King introduced Trump at a church in King’s hometown of Cleveland, making the case that “the system is the enemy,” not the GOP nominee.

“Why would I undertake the task ... and distinct honor to present to you the next president of the United States is because he’s fearless. He’s courageous and brave and bold enough to take on the system,” King said.

King argued that the real estate mogul is the only presidential candidate who can rebuild government, calling him a champion of all people, particularly African-Americans.

“He’s the only man in hundreds of years that has the consensus of public opinion of rejection to the form of government,” King said. “The system is corrupt; the system is rigged; the system is sexist; the system is racist.”

“He’s the only gladiator to take out the system ... and create a new system,” King continued. “We need Donald Trump — especially black people.”

King accidentally slipped in the n-word while making his appeal to black voters.

"They told me you have to try to emulate and imitate the white man and then you can be successful, so we tried that," King said. "I told Michael Jackson, if you’re poor, you’re a poor negro ... I would use the n-word."

He continued with the example and used the word this time before correcting himself, to laughter from the audience.

"If you’re a dancing, sliding, gliding n----r, I mean negro, you’re a dancing, sliding and gliding negro 'til you die. So dare not alienate because you cannot assimilate."
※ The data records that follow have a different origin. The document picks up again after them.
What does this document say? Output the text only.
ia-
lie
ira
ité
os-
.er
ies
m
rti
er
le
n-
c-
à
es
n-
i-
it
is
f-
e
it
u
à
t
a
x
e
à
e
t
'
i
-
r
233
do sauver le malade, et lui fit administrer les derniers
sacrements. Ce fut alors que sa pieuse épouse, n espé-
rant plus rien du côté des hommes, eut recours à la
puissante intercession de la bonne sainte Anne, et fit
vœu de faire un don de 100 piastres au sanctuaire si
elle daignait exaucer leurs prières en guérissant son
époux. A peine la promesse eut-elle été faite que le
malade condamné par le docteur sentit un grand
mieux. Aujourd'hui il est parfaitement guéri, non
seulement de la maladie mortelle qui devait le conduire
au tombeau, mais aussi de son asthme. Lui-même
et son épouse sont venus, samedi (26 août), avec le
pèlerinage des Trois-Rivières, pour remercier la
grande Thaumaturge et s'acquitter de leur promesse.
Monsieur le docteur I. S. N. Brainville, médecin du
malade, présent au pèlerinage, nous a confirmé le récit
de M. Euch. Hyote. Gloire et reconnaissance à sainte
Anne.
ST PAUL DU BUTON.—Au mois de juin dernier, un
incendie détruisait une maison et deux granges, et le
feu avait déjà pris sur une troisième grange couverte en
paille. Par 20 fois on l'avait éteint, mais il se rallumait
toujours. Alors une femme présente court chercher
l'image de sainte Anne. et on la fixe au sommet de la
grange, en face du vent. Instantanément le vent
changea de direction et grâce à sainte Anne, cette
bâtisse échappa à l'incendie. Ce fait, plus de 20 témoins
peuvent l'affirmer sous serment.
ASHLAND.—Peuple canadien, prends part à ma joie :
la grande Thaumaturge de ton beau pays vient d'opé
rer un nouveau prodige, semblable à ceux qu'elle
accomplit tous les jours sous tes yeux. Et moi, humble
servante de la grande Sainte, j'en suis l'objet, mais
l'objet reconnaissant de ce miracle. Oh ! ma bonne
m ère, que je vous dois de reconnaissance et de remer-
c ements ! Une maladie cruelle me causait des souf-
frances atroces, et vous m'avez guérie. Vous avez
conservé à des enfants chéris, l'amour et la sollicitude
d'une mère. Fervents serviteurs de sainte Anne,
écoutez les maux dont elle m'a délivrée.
King also gave a shoutout to Trump's father, Fred Trump, who he said was "smiling down" on the Republican businessman. In the early 1970s, the Justice Department accused the Trump family of discriminating against black tenants in New York, according to reports.

King will join Trump at other Ohio campaign stops in Toledo and Dayton.

The boxing promoter's endorsement of Trump has caused a stir given his conviction in 1966 for non-negligent manslaughter in the death of one of his employees. He served four years in prison and was pardoned by the governor of Ohio in 1983 after his release.